Here are a couple of quotes from Williamson’s “summary of his book”:http://www.blackwell-synergy.com/links/doi/10.1111/j.1468-0149.2004.0356a.x/full/ in the _Philosophical Books_ symposium.

bq. Since Gettier’s refutation of the analysis of knowledge as justified true belief, one attempted analysis of knowledge after another has succumbed to counterexamples.

And later in the article…

bq. Knowledge is the norm of belief: a flat-out belief is fully justified if and only if it constitutes knowledge.

Now these don’t particularly look consistent. If Gettier is right, then there are (relatively nearby) possible worlds in which someone has a justified true belief that is not knowledge. Which is to deny, among other things, that a belief is justified only if it constitutes knowledge. But Williamson holds that Gettier is right, and that a belief is justified only if it constitutes knowledge. What gives?

One plausible solution (that doesn’t ultimately work) is that Williamson is making an order of analysis point. If the second quote is correct, then _knows_ is necessarily coextensive with _justifiably truly believes_. But that doesn’t show that the JTB *analysis* of knowledge is correct, any more than necessary coextension shows that we can analyse _being the number two_ as _being a member of the number two’s singleton set_. (The 2, {2} example is one Kit Fine has used in a number of places and I’m borrowing here.) That is an interesting position, one I actually have a fair bit of sympathy for, but it can’t be what Williamson wants. Because he’s argued explicitly elsewhere that Gettier cases show that there are _counterexamples_ to the JTB analysis, not just that it gets the order of analysis wrong.

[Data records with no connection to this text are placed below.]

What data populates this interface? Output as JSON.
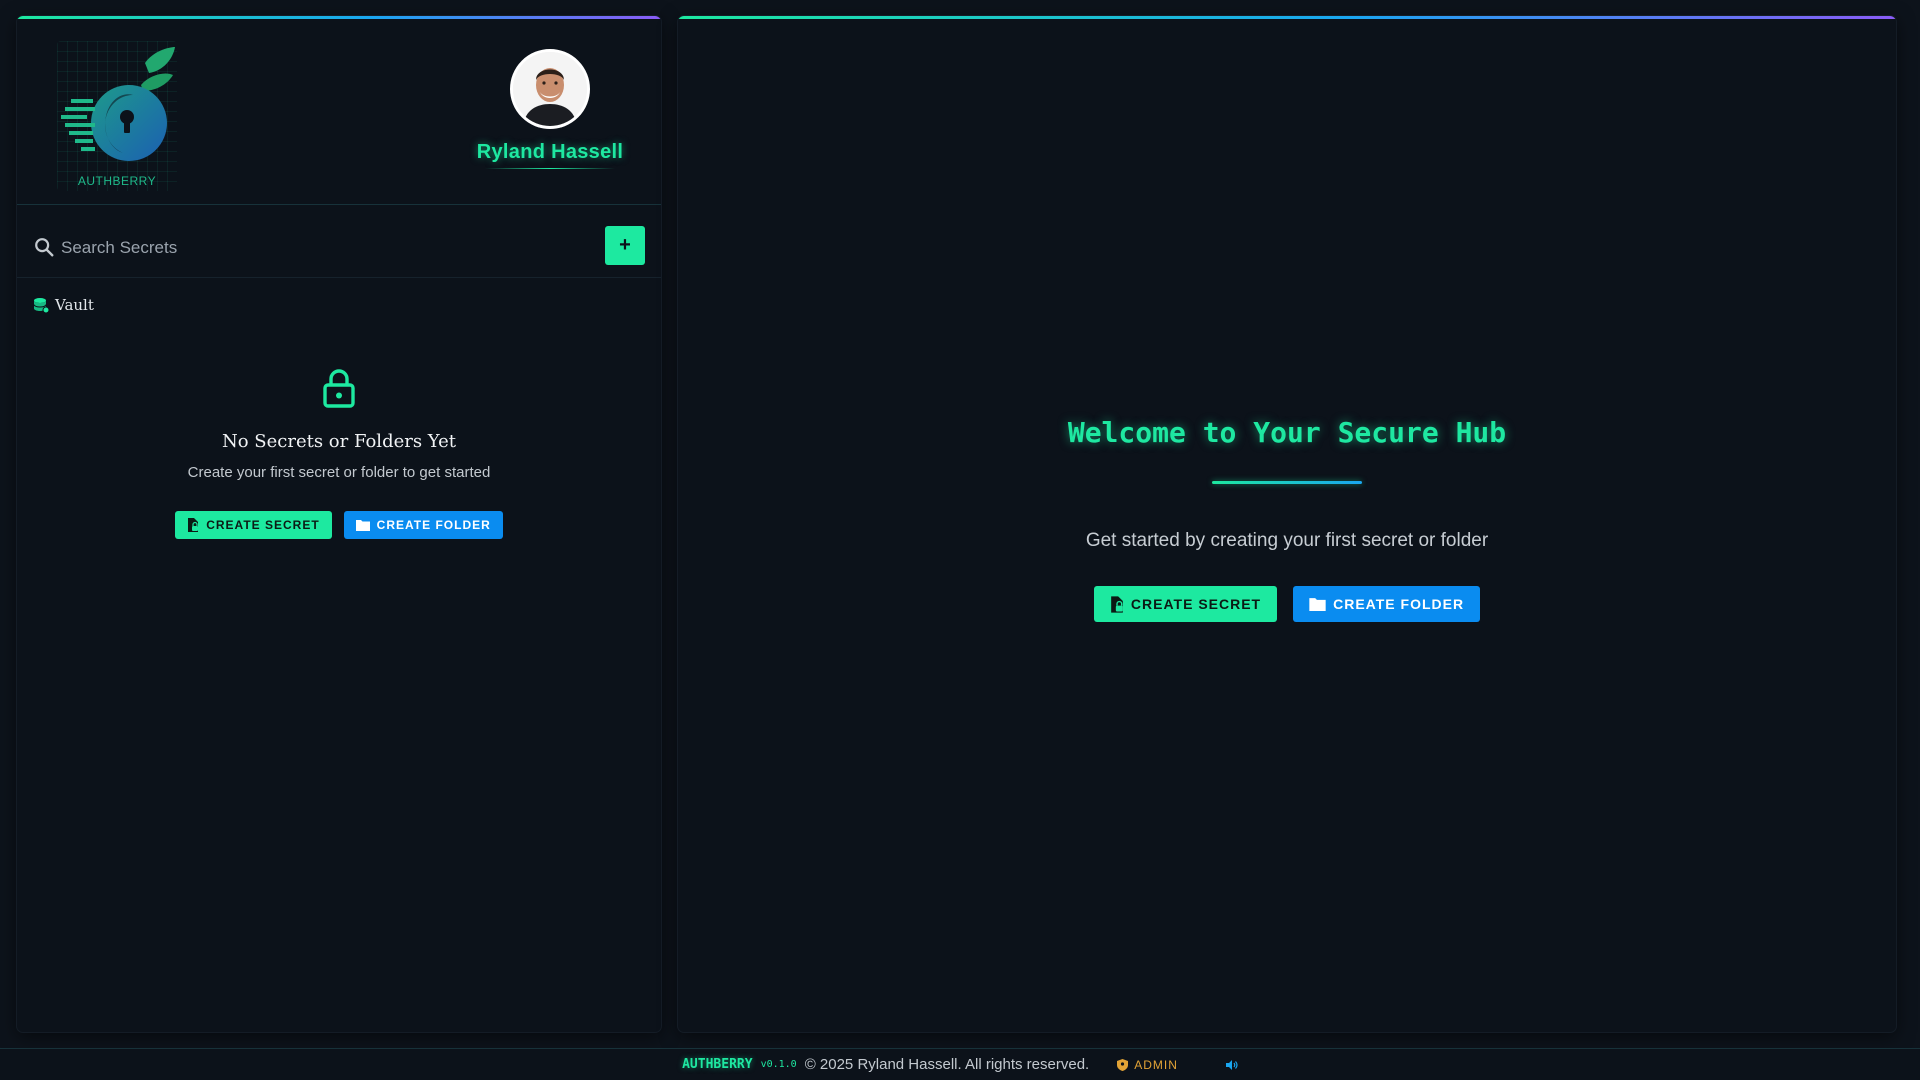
{
  "brand": {
    "logo_text": "AUTHBERRY",
    "accent": "#1de9a0",
    "secondary": "#0a8cf0"
  },
  "user": {
    "name": "Ryland Hassell"
  },
  "sidebar": {
    "search_placeholder": "Search Secrets",
    "add_label": "+",
    "tree": [
      {
        "label": "Vault",
        "icon": "database-icon"
      }
    ],
    "empty_state": {
      "icon": "lock-icon",
      "title": "No Secrets or Folders Yet",
      "subtitle": "Create your first secret or folder to get started",
      "create_secret_label": "CREATE SECRET",
      "create_folder_label": "CREATE FOLDER"
    }
  },
  "main": {
    "welcome_title": "Welcome to Your Secure Hub",
    "welcome_subtitle": "Get started by creating your first secret or folder",
    "create_secret_label": "CREATE SECRET",
    "create_folder_label": "CREATE FOLDER"
  },
  "footer": {
    "brand": "AUTHBERRY",
    "version": "v0.1.0",
    "copyright": "© 2025 Ryland Hassell. All rights reserved.",
    "admin_label": "ADMIN",
    "admin_color": "#e2a336"
  }
}
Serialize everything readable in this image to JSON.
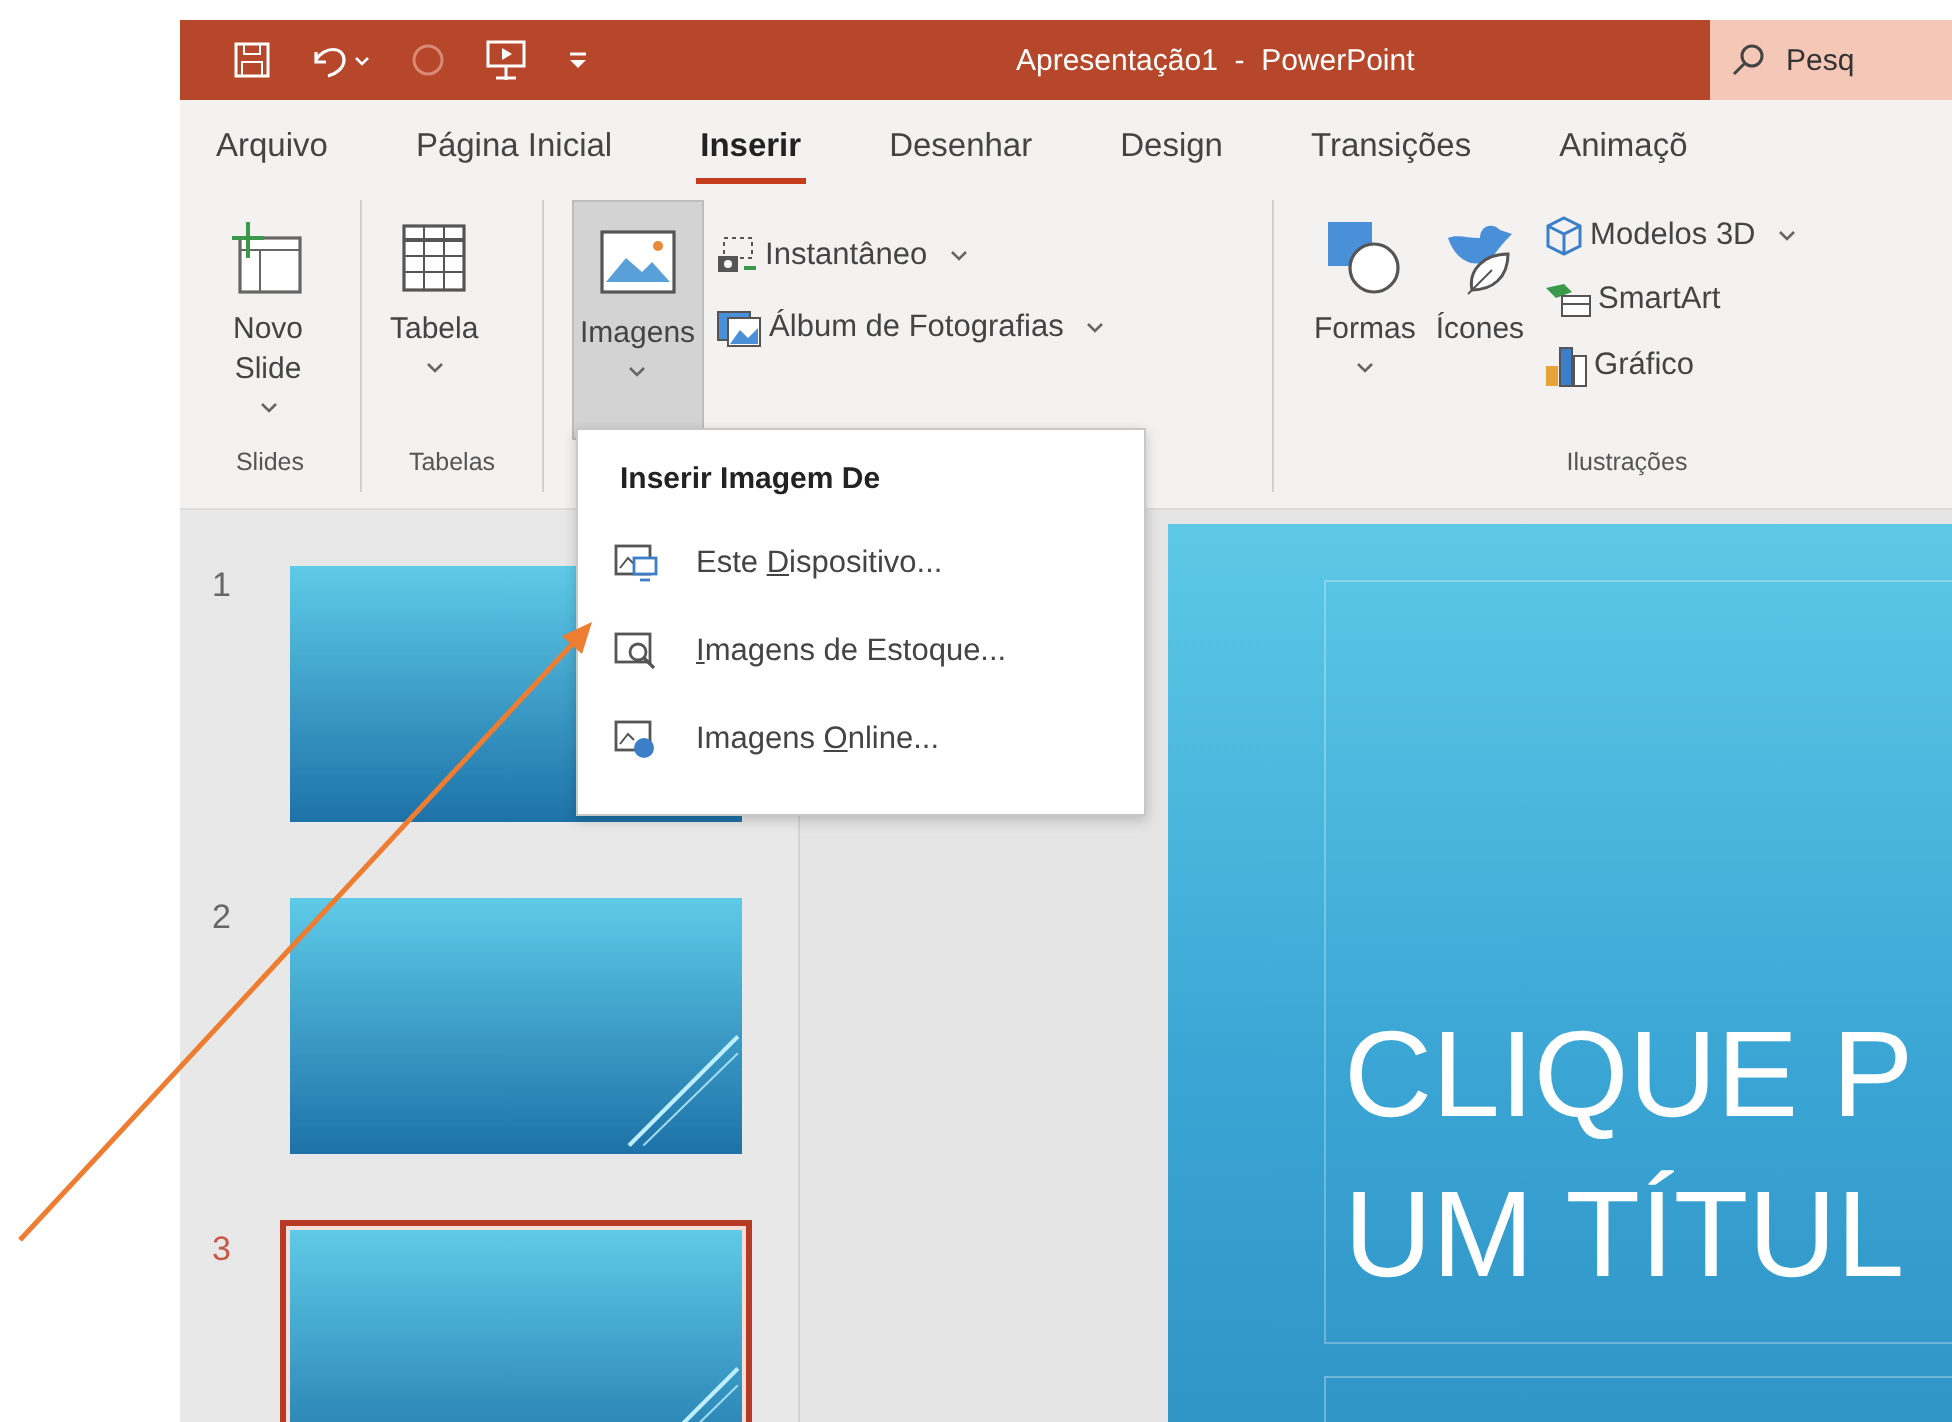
{
  "title_bar": {
    "title": "Apresentação1  -  PowerPoint",
    "search": {
      "placeholder": "Pesq"
    }
  },
  "tabs": [
    {
      "label": "Arquivo",
      "selected": false
    },
    {
      "label": "Página Inicial",
      "selected": false
    },
    {
      "label": "Inserir",
      "selected": true
    },
    {
      "label": "Desenhar",
      "selected": false
    },
    {
      "label": "Design",
      "selected": false
    },
    {
      "label": "Transições",
      "selected": false
    },
    {
      "label": "Animaçõ",
      "selected": false
    }
  ],
  "ribbon": {
    "groups": [
      {
        "label": "Slides",
        "buttons": [
          {
            "label": "Novo Slide",
            "dropdown": true,
            "selected": false
          }
        ]
      },
      {
        "label": "Tabelas",
        "buttons": [
          {
            "label": "Tabela",
            "dropdown": true,
            "selected": false
          }
        ]
      },
      {
        "buttons": [
          {
            "label": "Imagens",
            "dropdown": true,
            "selected": true
          }
        ],
        "small_buttons": [
          {
            "label": "Instantâneo",
            "dropdown": true
          },
          {
            "label": "Álbum de Fotografias",
            "dropdown": true
          }
        ]
      },
      {
        "label": "Ilustrações",
        "buttons": [
          {
            "label": "Formas",
            "dropdown": true,
            "selected": false
          },
          {
            "label": "Ícones",
            "dropdown": false,
            "selected": false
          }
        ],
        "small_buttons": [
          {
            "label": "Modelos 3D",
            "dropdown": true
          },
          {
            "label": "SmartArt",
            "dropdown": false
          },
          {
            "label": "Gráfico",
            "dropdown": false
          }
        ]
      }
    ]
  },
  "menu": {
    "title": "Inserir Imagem De",
    "items": [
      {
        "before": "Este ",
        "accel": "D",
        "after": "ispositivo..."
      },
      {
        "accel": "I",
        "after": "magens de Estoque..."
      },
      {
        "before": "Imagens ",
        "accel": "O",
        "after": "nline..."
      }
    ]
  },
  "slides_panel": {
    "slides": [
      {
        "number": "1",
        "selected": false
      },
      {
        "number": "2",
        "selected": false
      },
      {
        "number": "3",
        "selected": true
      }
    ]
  },
  "slide": {
    "title_lines": [
      "CLIQUE P",
      "UM TÍTUL"
    ]
  }
}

From the article it looks like the way to resolve the apparent contradiction is that Williamson thinks that the Gettier cases only work if we interpret ‘justified’ as ‘justified by the best version of internalist epistemology’. He doesn’t think that there are counterexamples to an _externalist_ version of JTB. I don’t think this is particularly plausible. The intuitions supporting Gettier cases don’t turn on whether we’re internalists or externalists about justification.